The PEOPLE of the State of New York, Respondent, v. Devrol PALMER, Defendant-Appellant.

Decided: May 27, 2004

NARDELLI, J.P., LERNER, FRIEDMAN, MARLOW, GONZALEZ, JJ. Robert S. Dean, Center for Appellate Litigation, New York (Carl S. Kaplan of counsel), for appellant. Devrol Palmer, appellant pro se. Robert T. Johnson, District Attorney, Bronx (Yael V. Levy of counsel), for respondent.

Judgment, Supreme Court, Bronx County (Ira R. Globerman, J. on motions;  Caesar D. Cirigliano, J. at jury trial and sentence), rendered August 8, 2001, convicting defendant of course of sexual conduct against a child in the first degree, and sentencing him to a term of 17 years, unanimously affirmed.

 The verdict was not against the weight of the evidence (see People v. Bleakley, 69 N.Y.2d 490, 515 N.Y.S.2d 761, 508 N.E.2d 672).   There is no basis for disturbing the jury's determinations concerning credibility and its resolution of conflicts in expert testimony.   The child provided a detailed and convincing account which was corroborated by other evidence, including medical evidence.
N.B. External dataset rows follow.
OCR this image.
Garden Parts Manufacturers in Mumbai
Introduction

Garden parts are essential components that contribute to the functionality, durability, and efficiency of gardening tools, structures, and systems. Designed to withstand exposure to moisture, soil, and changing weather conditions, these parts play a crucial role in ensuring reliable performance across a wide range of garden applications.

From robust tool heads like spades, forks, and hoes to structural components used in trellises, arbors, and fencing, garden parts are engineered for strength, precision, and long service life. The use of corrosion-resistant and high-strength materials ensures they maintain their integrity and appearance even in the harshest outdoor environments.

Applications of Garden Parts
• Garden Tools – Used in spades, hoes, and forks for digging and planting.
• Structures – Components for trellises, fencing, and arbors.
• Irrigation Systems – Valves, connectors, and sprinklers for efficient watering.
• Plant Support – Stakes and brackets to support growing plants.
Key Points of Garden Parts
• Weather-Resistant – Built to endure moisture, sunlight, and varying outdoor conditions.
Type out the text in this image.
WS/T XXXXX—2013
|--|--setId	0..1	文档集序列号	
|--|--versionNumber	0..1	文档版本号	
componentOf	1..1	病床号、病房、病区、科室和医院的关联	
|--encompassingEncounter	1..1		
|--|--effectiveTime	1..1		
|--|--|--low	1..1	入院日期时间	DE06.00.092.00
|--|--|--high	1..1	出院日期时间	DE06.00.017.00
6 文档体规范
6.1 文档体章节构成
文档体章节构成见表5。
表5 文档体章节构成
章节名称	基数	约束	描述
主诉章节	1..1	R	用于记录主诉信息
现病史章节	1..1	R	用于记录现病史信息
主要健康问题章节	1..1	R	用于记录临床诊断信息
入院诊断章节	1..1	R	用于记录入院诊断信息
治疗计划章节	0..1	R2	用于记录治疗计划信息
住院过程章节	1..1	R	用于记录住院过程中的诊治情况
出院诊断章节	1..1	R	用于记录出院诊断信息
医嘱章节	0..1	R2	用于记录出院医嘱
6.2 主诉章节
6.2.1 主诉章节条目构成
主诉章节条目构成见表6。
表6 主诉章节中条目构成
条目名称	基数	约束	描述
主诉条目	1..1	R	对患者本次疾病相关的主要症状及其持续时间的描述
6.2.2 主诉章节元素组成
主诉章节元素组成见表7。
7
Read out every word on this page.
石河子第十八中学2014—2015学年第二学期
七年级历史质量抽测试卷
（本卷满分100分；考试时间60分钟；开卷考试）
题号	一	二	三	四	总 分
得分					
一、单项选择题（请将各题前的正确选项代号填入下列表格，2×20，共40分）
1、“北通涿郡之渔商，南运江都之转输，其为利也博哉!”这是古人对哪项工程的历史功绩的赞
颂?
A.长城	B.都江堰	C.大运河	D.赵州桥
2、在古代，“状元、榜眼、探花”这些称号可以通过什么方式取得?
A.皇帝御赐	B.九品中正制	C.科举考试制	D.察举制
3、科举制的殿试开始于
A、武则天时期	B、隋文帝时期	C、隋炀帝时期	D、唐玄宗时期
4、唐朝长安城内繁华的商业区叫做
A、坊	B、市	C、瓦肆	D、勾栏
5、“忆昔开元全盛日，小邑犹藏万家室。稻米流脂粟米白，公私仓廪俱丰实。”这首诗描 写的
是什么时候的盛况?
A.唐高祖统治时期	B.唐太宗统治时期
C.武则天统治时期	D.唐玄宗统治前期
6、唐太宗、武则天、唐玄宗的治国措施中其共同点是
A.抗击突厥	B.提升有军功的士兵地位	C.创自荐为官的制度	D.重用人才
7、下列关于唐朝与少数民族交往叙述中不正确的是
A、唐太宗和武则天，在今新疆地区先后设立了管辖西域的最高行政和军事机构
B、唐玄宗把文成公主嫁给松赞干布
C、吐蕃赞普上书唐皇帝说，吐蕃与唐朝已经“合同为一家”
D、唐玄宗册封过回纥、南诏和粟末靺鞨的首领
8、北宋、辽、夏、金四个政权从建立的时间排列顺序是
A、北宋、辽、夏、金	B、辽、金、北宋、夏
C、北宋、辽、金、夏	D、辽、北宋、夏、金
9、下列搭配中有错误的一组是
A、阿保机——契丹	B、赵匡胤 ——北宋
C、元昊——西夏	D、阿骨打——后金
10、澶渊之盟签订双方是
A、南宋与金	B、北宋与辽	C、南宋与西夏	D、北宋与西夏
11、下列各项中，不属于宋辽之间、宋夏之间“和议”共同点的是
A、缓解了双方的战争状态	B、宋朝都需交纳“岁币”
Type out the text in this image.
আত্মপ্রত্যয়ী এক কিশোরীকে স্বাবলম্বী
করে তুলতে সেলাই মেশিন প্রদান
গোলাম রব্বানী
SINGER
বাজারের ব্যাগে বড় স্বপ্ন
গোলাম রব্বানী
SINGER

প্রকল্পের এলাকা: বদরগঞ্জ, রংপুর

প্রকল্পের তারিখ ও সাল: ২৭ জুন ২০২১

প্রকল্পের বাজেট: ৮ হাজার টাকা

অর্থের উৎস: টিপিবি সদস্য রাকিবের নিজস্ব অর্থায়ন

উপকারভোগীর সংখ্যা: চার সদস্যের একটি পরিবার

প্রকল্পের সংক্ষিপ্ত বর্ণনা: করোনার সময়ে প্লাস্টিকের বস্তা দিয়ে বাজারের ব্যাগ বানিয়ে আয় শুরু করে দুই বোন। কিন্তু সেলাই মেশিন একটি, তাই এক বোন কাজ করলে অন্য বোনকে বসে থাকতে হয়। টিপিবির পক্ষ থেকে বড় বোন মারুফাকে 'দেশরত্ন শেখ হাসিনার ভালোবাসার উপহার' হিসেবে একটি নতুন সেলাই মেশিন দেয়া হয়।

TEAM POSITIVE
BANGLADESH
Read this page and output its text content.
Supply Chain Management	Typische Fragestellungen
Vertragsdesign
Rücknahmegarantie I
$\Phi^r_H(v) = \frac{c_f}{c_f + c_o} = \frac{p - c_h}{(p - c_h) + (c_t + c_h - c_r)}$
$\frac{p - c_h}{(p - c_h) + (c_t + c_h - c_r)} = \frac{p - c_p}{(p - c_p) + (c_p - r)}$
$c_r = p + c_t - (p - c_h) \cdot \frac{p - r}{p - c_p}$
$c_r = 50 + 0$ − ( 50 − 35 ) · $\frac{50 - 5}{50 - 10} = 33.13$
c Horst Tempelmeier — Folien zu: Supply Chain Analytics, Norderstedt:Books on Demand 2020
 The indictment was sufficiently specific.   Although the indictment, even as augmented by the People's bill of particulars, did not specify the dates, times or locations of any specific acts, the crime of course of sexual conduct against a child is a continuing crime, to which the usual requirements of specificity do not apply (People v. McLoud, 291 A.D.2d 867, 737 N.Y.S.2d 216, lv. denied 98 N.Y.2d 678, 746 N.Y.S.2d 467, 774 N.E.2d 232;  People v. Colf, 286 A.D.2d 888, 888-889, 730 N.Y.S.2d 749, lv. denied 97 N.Y.2d 655, 737 N.Y.S.2d 56, 762 N.E.2d 934).   The 3 1/212-year period covered by the indictment, during which the acts allegedly occurred on a regular basis, was reasonable under all the circumstances (see People v. Keindl, 68 N.Y.2d 410, 421-422, 509 N.Y.S.2d 790, 502 N.E.2d 577, People v. Latouche, 303 A.D.2d 246, 755 N.Y.S.2d 833, lv. denied 100 N.Y.2d 595, 766 N.Y.S.2d 171, 798 N.E.2d 355).

 Since defendant did not object to going to trial without having received a court-ordered supplemental bill of particulars, he waived his right to a stay of the trial pursuant to CPL 200.90(5) (compare People v. Gely, 55 A.D.2d 626, 389 N.Y.S.2d 145, with People v. Zvonik, 40 A.D.2d 840, 337 N.Y.S.2d 336).   In any event, defendant was not prejudiced because he received adequate notice of the charges by way of the indictment, along with the bill of particulars and discovery materials provided by the People and their response to defendant's omnibus motion.

 Defendant's ineffective assistance of counsel claim would require a motion to vacate judgment because it turns on matters outside the record, including counsel's strategy (see People v. Love, 57 N.Y.2d 998, 457 N.Y.S.2d 238, 443 N.E.2d 486).   To the extent the trial record permits review of this claim, it establishes that defendant received effective assistance (see People v. Benevento, 91 N.Y.2d 708, 713-714, 674 N.Y.S.2d 629, 697 N.E.2d 584;  see also Strickland v. Washington, 466 U.S. 668, 104 S.Ct. 2052, 80 L.Ed.2d 674).

Defendant's request for additional time to submit a reply brief is denied.

We have considered and rejected defendant's remaining claims, including those contained in his pro se supplemental brief.